The French investment fund Charity & Investment Merger Arbitrage Fund – CIMA, which holds less than 1% of the share capital of Euro Disney, said on Monday it had filed an appeal against the decision of the French Financial Markets Authority (AMF) to authorize the takeover of the US parent unveiled in February.

While The Walt Disney Company has embarked on a complete takeover procedure of the capital of Euro Disney, French assest manger CIMA  considers that the procedure was not conducted in the common interest of the shareholders.

The Walt Disney Company announced on the 20 February that  they now owned up to 72.34% of the capital of Euro Disney S.C.A. as a result of capital increases made in three of its subsidiaries (EDL Holding Company, Euro Disney Investments, and EDL Corporation).

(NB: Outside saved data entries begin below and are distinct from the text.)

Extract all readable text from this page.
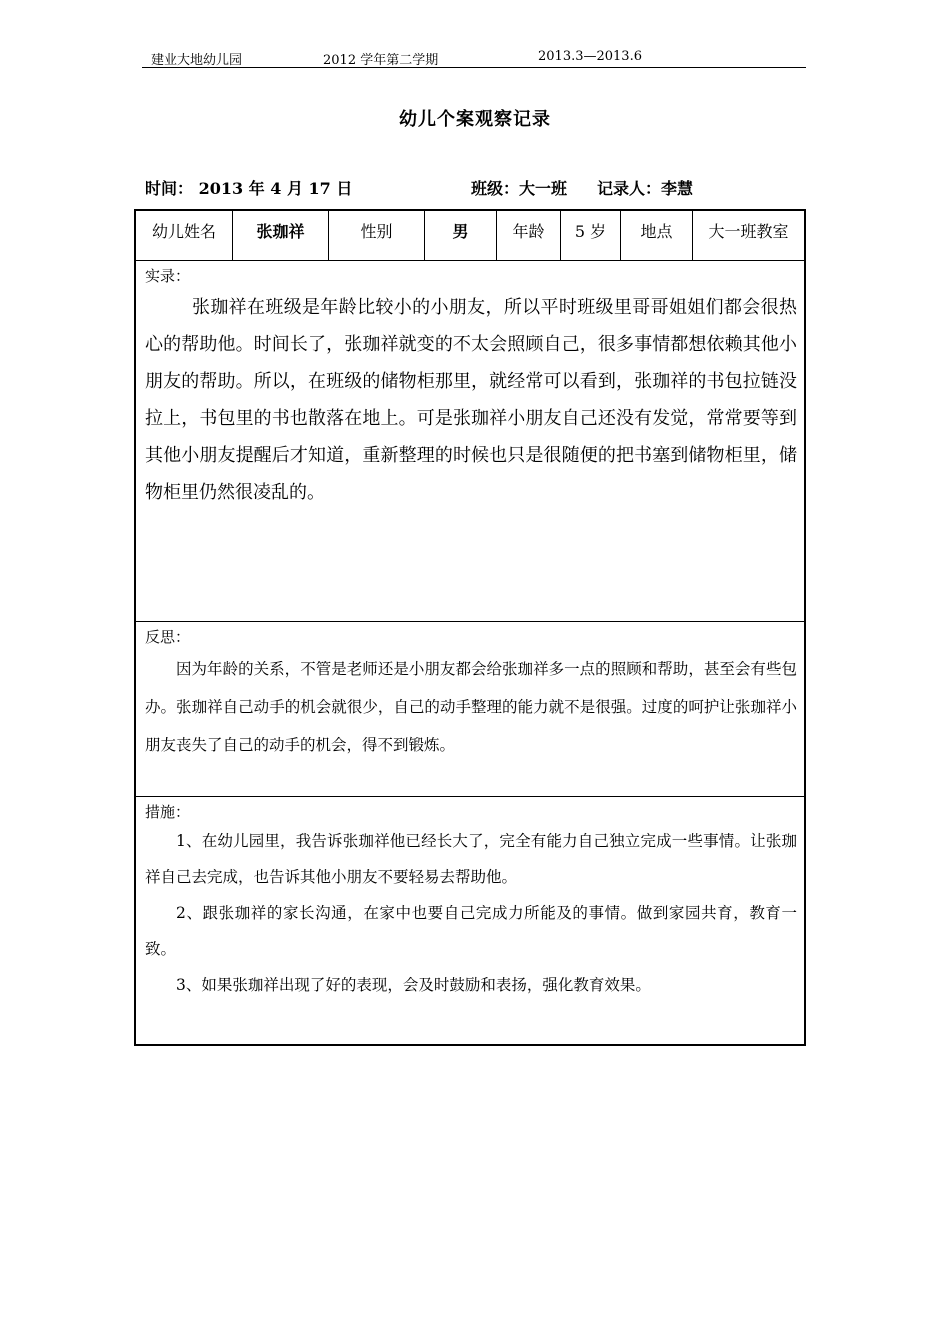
建业大地幼儿园	2012 学年第二学期	2013.3—2013.6
幼儿个案观察记录
时间： 2013 年 4 月 17 日	班级：大一班 记录人：李慧
幼儿姓名	张珈祥	性别	男	年龄	5 岁	地点	大一班教室
实录：

张珈祥在班级是年龄比较小的小朋友，所以平时班级里哥哥姐姐们都会很热心的帮助他。时间长了，张珈祥就变的不太会照顾自己，很多事情都想依赖其他小朋友的帮助。所以，在班级的储物柜那里，就经常可以看到，张珈祥的书包拉链没拉上，书包里的书也散落在地上。可是张珈祥小朋友自己还没有发觉，常常要等到其他小朋友提醒后才知道，重新整理的时候也只是很随便的把书塞到储物柜里，储物柜里仍然很凌乱的。

反思：

因为年龄的关系，不管是老师还是小朋友都会给张珈祥多一点的照顾和帮助，甚至会有些包办。张珈祥自己动手的机会就很少，自己的动手整理的能力就不是很强。过度的呵护让张珈祥小朋友丧失了自己的动手的机会，得不到锻炼。

措施：
1、在幼儿园里，我告诉张珈祥他已经长大了，完全有能力自己独立完成一些事情。让张珈祥自己去完成，也告诉其他小朋友不要轻易去帮助他。
2、跟张珈祥的家长沟通，在家中也要自己完成力所能及的事情。做到家园共育，教育一致。
3、如果张珈祥出现了好的表现，会及时鼓励和表扬，强化教育效果。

The next stage in the recapitalization of Euro Disney S.C.A. the mandatory tender offer (OPO) on all shares Euro Disney they do not possess  opened on April 2 and was expected to run until to 24 April 2015.  This has now been extended by the AMF until the Paris Appeal Court makes a ruling.

The Fund Charity & Merger Arbitrage Fund (CIMA) on 9 April 2015 filed an action for annulment before the Paris Appeal Court “against the AMF’s decision to declare conformity deposited on the public offer by the Euro Disney SCA Group Walt Disney Company,” according to a statement.

“This public offering completes a  situation of abuse of power in Euro Disney, which is not managed in the common interest of its shareholders or even its own corporate interests,” according to the fund.

 “All these actions appear likely to constitute the abuse of corporate assets offenses to the detriment of Euro Disney, presentation of inaccurate accounts and communication of false or misleading information. A complaint on these grounds was filed by CIMA with the national financial Parquet “, details the CIMA counsel, Mr. Julien Visconti.

The fund also says it plans in the coming weeks to launch an action in civil proceedings “for the return of hundreds of millions of euros improperly levied by the controlling shareholder in Euro Disney.”

On 17 February the shareholders of Euro Disney, meeting at the companies General Assembly approved the one billion euro recapitalize plan by nearly 95%.  Euro Disney has previously experienced financial restructuring in 1994 and 2004.